第50話 苦痛

千尋の事実を知り、許したまではいいんだけど、相変わらず退屈な話ばかりだし、頻繁に家に来てしまうせいで、トレーニングも、勉強すらもできないでいた。


テスト前の部活停止期間中も、毎日のように押しかけられてしまい、勉強が全くできず、結果はボロボロ。


テスト休み中なのにもかかわらず、毎日補習を受けに学校へ。


補習を受けているため、部活に行くことができなかったんだけど、ふとグランドを見ると、陸上部の輪の中にで、中田がストレッチをしていた。



『あいつ… なんで千尋じゃないんだろうな…』



ため息をつきながら教室に向かい、補習を受けていた。



夏休みに入り、部活のためだけに学校へ行ったんだけど、中田はグランドを走るばかりで、ボクシング場に来ない。


ふと、ボクシング場の壁を見ると、そこにはいくつもの賞状に『中田義人』と書いてあった。


『この人に暴力を受けたのか… この人が千尋に…』


そんな風に思いながら、縄跳びを始めたんだけど、中田のように腿を上げて、飛び続けることができないでいた。



数週間後。


あれだけ楽しみにしていた合宿当日だったんだけど、朝から気分が落ち込み、重い足取りのまま学校へ向かう。


学校へ着いた後、すぐにバスに乗り込んだんだけど、ボーっとしたまま窓の外を眺めていた。



合宿会場である廃校をリフォームした宿泊施設につくと、宿泊施設の向かいにある体育館の中から、威勢のいい掛け声が聞こえてくる。


ふと目を向けると、そこには英雄さんだけではなく、中田ジムの智也君とヨシ君、そして凌の3人が汗を流していた。


荷物を部屋に置き、着替えた後に体育館の中に入ると、中田ジムの面々を紹介されたんだけど、ヨシ君の紹介をする際、英雄さんが切り出した。


「こいつが俺の息子で中田義人。 みんなの先輩になる大学生だ」


その言葉を聞いた途端、息が詰まり、何も考えられずにいた。


『この人が… この人が千尋を…』


自然と拳に力が篭り、悔しさのあまり、歯を食いしばっていた。


すると、ヨシ君はツカツカと俺の前に歩み寄り、いきなり切り出してくる。


「光君に似てね?」


「は? 光君すか?」


「元高校生プロボクサーの三上光。 後でググってみ?」


ヨシ君の言葉を聞いた途端、英雄さんと智也君は「そういや似てるかも…」と声を上げた。

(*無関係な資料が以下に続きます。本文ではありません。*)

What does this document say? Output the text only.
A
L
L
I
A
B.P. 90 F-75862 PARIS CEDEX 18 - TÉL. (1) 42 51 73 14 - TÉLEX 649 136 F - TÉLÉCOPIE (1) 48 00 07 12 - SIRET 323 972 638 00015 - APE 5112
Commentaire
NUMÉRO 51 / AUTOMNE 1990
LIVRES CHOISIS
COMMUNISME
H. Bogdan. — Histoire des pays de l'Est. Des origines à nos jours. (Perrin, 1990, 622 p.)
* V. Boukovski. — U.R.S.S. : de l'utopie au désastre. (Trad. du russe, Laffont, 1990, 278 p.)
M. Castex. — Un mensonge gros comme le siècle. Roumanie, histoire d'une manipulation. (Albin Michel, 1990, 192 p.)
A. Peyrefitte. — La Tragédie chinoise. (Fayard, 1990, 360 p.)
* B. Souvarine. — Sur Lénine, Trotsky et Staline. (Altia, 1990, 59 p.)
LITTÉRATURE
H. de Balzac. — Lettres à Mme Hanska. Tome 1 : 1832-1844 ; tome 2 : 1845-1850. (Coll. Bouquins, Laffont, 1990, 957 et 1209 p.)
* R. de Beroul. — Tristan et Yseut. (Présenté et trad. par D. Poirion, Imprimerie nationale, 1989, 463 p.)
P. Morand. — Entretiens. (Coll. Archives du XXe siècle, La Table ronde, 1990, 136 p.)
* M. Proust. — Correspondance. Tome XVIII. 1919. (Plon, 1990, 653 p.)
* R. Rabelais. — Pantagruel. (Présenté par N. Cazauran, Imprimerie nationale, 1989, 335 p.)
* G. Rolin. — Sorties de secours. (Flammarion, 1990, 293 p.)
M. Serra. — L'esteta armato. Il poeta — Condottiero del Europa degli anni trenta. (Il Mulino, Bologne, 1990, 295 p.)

突然、突拍子もないことを言われ、呆然としていると、ヨシ君は俺の脇腹を掴んできた。


「何この脂肪。 全然トレーニングしてねぇだろ? ボクサー舐めてんの?」


「舐めてなんか…」


「あくまで暇つぶしレベル? 似てるのは顔だけか。 ちーの方がよっぽど強ぇな」


「…ちー?」


「俺の妹」


「え? ちょっと待って! 妹に暴力振るってるんですよね?」


「は? スパーすらしたくねぇ相手に、んなこと出来るわけないじゃん。 絶対、返り討ちに合うっつーの。 つーか変な噂流すんじゃねぇぞ? 俺はまだ死にたくねぇし、あいつのハイキックだけは、何があっても受けたくねぇ」


ヨシ君の言葉を聞き、ふと中田ジムの面々を見ると、みんなは納得するように、何度も頷いている。

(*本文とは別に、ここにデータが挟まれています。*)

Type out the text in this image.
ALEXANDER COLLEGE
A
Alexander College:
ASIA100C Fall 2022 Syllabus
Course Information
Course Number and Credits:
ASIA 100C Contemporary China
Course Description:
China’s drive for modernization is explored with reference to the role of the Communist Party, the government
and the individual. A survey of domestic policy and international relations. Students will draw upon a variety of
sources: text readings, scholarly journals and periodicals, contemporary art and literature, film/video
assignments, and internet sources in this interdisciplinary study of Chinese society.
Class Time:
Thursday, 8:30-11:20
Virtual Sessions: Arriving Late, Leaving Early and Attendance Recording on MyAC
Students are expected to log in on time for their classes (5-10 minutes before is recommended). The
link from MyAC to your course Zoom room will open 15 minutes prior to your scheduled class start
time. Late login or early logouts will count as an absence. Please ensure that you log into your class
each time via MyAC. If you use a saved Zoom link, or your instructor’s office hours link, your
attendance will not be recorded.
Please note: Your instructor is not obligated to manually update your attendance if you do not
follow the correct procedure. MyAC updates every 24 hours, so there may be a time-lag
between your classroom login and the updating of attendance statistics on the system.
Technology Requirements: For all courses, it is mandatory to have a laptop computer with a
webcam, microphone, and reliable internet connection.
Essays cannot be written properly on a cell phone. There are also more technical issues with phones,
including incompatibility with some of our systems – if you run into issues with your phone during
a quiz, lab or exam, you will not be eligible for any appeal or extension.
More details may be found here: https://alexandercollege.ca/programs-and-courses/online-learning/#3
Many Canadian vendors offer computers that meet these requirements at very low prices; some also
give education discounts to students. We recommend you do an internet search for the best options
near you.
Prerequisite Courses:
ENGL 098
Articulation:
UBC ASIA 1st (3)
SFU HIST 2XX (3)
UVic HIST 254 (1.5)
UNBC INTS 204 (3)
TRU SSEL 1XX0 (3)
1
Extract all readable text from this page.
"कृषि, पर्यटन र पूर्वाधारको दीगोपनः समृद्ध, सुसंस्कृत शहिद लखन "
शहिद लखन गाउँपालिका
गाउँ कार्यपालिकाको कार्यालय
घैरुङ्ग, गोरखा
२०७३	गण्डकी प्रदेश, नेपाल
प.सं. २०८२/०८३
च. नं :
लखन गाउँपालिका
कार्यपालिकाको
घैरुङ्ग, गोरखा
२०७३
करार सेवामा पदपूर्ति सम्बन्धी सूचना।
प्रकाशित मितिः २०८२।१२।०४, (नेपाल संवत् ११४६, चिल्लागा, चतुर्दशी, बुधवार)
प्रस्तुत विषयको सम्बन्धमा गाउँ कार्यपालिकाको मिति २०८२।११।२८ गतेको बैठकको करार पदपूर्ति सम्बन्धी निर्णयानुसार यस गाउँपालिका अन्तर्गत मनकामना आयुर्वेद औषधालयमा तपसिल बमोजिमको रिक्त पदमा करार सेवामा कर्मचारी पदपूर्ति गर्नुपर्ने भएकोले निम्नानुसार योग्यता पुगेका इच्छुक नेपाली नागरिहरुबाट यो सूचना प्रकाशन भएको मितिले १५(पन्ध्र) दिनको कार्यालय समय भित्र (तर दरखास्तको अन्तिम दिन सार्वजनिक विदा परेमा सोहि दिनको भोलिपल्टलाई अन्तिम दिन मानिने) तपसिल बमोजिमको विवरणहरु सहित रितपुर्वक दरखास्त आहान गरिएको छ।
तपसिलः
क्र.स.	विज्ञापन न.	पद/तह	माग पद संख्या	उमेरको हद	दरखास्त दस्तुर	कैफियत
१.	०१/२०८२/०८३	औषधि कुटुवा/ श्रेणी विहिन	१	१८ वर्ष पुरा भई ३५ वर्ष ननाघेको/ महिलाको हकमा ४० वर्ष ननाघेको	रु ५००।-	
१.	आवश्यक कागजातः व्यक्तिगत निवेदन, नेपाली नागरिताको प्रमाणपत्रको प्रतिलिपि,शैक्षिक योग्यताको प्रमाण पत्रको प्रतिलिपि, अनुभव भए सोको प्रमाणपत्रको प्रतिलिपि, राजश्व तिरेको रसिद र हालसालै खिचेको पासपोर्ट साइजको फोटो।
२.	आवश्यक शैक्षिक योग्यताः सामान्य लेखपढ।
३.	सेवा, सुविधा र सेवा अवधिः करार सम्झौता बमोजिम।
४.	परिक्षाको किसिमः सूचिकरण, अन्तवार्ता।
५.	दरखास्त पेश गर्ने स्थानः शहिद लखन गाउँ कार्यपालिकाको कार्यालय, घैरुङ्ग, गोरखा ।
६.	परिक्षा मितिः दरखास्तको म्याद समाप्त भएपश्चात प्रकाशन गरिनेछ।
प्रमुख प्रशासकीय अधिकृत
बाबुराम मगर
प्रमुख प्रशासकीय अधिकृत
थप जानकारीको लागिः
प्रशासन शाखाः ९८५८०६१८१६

『どういうことだ? そういやキックボクサーって言ってたっけ… あれ? 千尋の話と違くね?』


不思議に思いながらも、英雄さんの指示のもと、基礎から教わり続けていた。



英雄さんはかなりスパルタで、口調も厳しく、怒鳴られまくっていた。


たったの半日だけだったのに、その日の夜には筋肉痛が起きるほどだったんだけど、一切苦痛に感じることはなく、清々しさを感じていた。


『どんな話を聞いても、やっぱ俺、英雄さんの事、憧れてんだな…』


改めて実感しながら、トレーニングを終え、シャワーを浴びていた。